A party aggrieved by this decision may appeal it by initiating action in the appropriate circuit court pursuant to KRS 61.880(5) and KRS 61.882. Pursuant to KRS 61.880(3), the Attorney General should be notified of any action in circuit court, but should not be named as a party in that action or in any subsequent proceeding.
Footnotes
Footnotes
1 Although KRS 61.872authorizes public agencies to require "written application, signed by the applicant and with his name printed legibly on the application, describing the records to be inspected," which must be "hand delivered, mailed or sent via facsimile," the Cabinet essentially waived this requirement in providing certain records to him without objection; accordingly, further discussion of this procedural issue is unwarranted.
2 The cover page identifies the manual as the "#88 Expeller Press Owner's Manual Shop No. 1151" for Anderson International Corporation, Michelin North America, American Synthetic Rubber Corporation, and contains a stamp indicating that "Restricted Trade Information" is contained therein.

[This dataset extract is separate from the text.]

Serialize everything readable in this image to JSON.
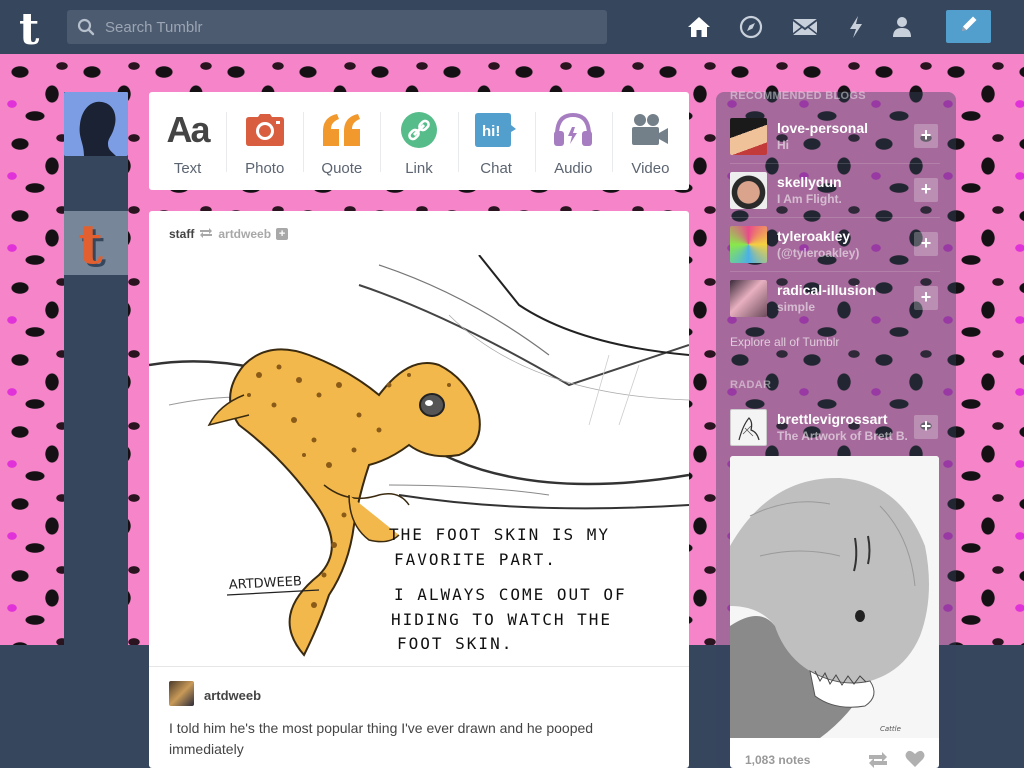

3 Although a disc "containing a video was not mailed to Mr. Ray, a defect which [the Cabinet] cured by mailing him the video yesterday." Mr. Shattuck included a copy of the disc with his response as Exhibit 4.
4 05-ORD-168 also validates the Cabinet's position as to application of KRS 61.878(1)(i) and (j) in this context; however, analysis of this argument is unwarranted as the Cabinet apparently did not ultimately withhold any such documents here.
5 KRS 61.878(1)(l)authorizes public agencies to withhold "[p]ublic records or information the disclosure of which is prohibited or restricted or otherwise made confidential by enactment of the General Assembly."
6 Rather than offer specific proof, the Cabinet expresses uncertainty in arguing that such manuals generally contain proprietary information "which, if disclosed, might permit" an unfair commercial advantage to competitors of Michelin. (Emphasis added.)